There are some people (of whom you have probably become acquainted with, they're everywhere) who are absolute shoe fanatics. They're advanced connoisseurs of these things. Now, I don't market myself as a shoe connoisseur although I would very much like to be. I do have a small well-worn, well-loved and eclectic congregation of shoes. But, I'm more of s shoe addict than a connoisseur. I've been addicted to one particular pair of shoes for a whopping five years.
I was quietly observing my shoe collection. I noticed my favorite pair of shoes. If you've ever met me, you might know them. They're patent leather red clogs. I like rare things, such as patent-leather-red-clogs (and tabby cats too). What's so great about them, well, they're patent-leather-red. Do you have a pair of patent leather red shoes? Didn't think so... And, get this: they do not require lace-tying or doing up Velcro. All one is required to do is slip their feet into them without much effort at all. I know I'm no big fan of effort, but perhaps there are people out there thrive on effort. If you're like me, I would recommend clogs as proper footwear.
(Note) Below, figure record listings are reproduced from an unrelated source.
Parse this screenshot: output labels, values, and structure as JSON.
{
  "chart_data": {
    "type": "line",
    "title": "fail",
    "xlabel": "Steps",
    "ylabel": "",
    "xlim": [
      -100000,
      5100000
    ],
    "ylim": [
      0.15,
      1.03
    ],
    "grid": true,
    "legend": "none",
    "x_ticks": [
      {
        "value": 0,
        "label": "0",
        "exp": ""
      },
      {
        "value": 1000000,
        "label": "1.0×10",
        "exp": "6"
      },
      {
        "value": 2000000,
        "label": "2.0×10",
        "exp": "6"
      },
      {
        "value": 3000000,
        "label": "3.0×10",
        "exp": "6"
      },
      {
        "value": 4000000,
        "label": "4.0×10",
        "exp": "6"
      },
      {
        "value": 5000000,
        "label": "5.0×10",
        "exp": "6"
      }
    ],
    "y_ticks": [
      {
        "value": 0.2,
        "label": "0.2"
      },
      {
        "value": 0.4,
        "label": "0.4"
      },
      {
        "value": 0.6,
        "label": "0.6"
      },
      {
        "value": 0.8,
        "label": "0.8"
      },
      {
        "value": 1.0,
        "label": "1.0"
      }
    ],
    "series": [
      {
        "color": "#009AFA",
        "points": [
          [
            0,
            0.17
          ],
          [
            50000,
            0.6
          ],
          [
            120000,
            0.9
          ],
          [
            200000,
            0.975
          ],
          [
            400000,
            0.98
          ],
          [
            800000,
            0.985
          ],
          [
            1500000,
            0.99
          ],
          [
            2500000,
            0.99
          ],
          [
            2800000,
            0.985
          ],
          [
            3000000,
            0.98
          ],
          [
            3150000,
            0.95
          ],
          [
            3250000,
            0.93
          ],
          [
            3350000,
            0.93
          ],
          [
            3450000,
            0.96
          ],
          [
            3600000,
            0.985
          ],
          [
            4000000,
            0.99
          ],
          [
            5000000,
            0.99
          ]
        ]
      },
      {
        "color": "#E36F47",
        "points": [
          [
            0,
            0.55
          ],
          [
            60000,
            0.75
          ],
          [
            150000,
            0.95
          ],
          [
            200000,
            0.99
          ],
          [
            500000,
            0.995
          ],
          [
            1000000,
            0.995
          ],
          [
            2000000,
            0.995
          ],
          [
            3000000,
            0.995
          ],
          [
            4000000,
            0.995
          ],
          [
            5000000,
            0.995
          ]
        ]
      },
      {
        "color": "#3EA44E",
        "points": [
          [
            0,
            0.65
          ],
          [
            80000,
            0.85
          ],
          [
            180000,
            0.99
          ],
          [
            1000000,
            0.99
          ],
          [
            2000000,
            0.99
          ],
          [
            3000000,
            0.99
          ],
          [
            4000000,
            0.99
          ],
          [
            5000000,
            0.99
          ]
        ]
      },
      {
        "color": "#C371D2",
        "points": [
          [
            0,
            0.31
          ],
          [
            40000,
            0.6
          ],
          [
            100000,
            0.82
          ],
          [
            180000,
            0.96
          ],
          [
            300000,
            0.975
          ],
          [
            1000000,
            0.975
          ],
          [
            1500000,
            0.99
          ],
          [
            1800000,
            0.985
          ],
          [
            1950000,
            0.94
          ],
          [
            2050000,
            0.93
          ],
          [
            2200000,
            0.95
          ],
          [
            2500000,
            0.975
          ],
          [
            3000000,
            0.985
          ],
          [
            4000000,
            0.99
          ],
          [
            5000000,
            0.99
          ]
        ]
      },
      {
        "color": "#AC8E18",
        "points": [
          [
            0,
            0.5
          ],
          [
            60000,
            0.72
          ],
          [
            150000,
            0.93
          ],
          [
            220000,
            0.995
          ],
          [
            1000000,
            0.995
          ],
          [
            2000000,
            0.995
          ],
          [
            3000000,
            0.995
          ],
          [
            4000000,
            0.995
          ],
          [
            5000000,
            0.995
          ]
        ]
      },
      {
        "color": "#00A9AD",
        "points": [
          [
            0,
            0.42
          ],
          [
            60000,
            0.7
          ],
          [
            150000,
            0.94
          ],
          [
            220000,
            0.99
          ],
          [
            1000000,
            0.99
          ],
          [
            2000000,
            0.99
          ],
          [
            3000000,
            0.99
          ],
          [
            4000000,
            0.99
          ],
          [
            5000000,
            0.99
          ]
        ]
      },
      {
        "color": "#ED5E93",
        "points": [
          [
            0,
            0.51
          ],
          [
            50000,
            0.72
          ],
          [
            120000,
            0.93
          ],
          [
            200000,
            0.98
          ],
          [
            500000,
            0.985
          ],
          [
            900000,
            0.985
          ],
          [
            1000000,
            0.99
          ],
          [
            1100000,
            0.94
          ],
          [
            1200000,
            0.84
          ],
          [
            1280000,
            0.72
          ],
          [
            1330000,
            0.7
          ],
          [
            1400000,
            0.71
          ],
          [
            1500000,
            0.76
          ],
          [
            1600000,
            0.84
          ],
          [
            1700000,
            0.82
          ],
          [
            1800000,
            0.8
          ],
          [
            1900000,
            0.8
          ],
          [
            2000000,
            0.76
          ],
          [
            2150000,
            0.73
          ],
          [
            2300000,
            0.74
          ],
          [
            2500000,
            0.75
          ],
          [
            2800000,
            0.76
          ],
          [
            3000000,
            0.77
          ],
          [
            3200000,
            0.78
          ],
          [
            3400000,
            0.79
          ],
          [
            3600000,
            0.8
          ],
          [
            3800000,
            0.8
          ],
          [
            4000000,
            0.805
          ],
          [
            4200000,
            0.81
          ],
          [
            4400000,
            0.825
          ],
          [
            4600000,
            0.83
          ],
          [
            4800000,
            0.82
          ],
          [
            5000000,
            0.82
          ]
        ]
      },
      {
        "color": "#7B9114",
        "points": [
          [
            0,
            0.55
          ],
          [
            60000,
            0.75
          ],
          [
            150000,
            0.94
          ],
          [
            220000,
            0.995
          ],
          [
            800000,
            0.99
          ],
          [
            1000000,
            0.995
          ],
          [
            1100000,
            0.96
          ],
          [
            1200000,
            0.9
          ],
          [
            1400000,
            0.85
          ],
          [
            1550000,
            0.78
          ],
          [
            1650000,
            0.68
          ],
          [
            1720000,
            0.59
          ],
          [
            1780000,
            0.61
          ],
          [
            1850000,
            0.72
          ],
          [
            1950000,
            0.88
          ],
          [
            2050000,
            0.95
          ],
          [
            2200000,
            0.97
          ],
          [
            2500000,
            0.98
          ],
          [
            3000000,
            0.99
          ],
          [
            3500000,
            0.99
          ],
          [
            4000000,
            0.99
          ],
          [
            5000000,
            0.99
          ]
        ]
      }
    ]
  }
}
But, as I was looking at these much loved shoes, I observed two tiny slits in the toes. Yes, each shoe is now complete with a hole in the toe. Very classy, indeed. Although, not entirely unexpected, given them and I have been dear dear friends for five years now.
So, through alligator tears and much wailing, I made the difficult decision. The shoes must go! Away with them. I proceeded to put them in the corner of my closet with some other clothing that has been eliminated from my wardrobe. I had to tell myself "Girl, stop dressing like a bum!"
Well, although I would very much not like to look like some sort of street dweller, I gave into temptation. I dug to that very dark corner in my closet and slipped my feet into my old friends. And, it hurt so good.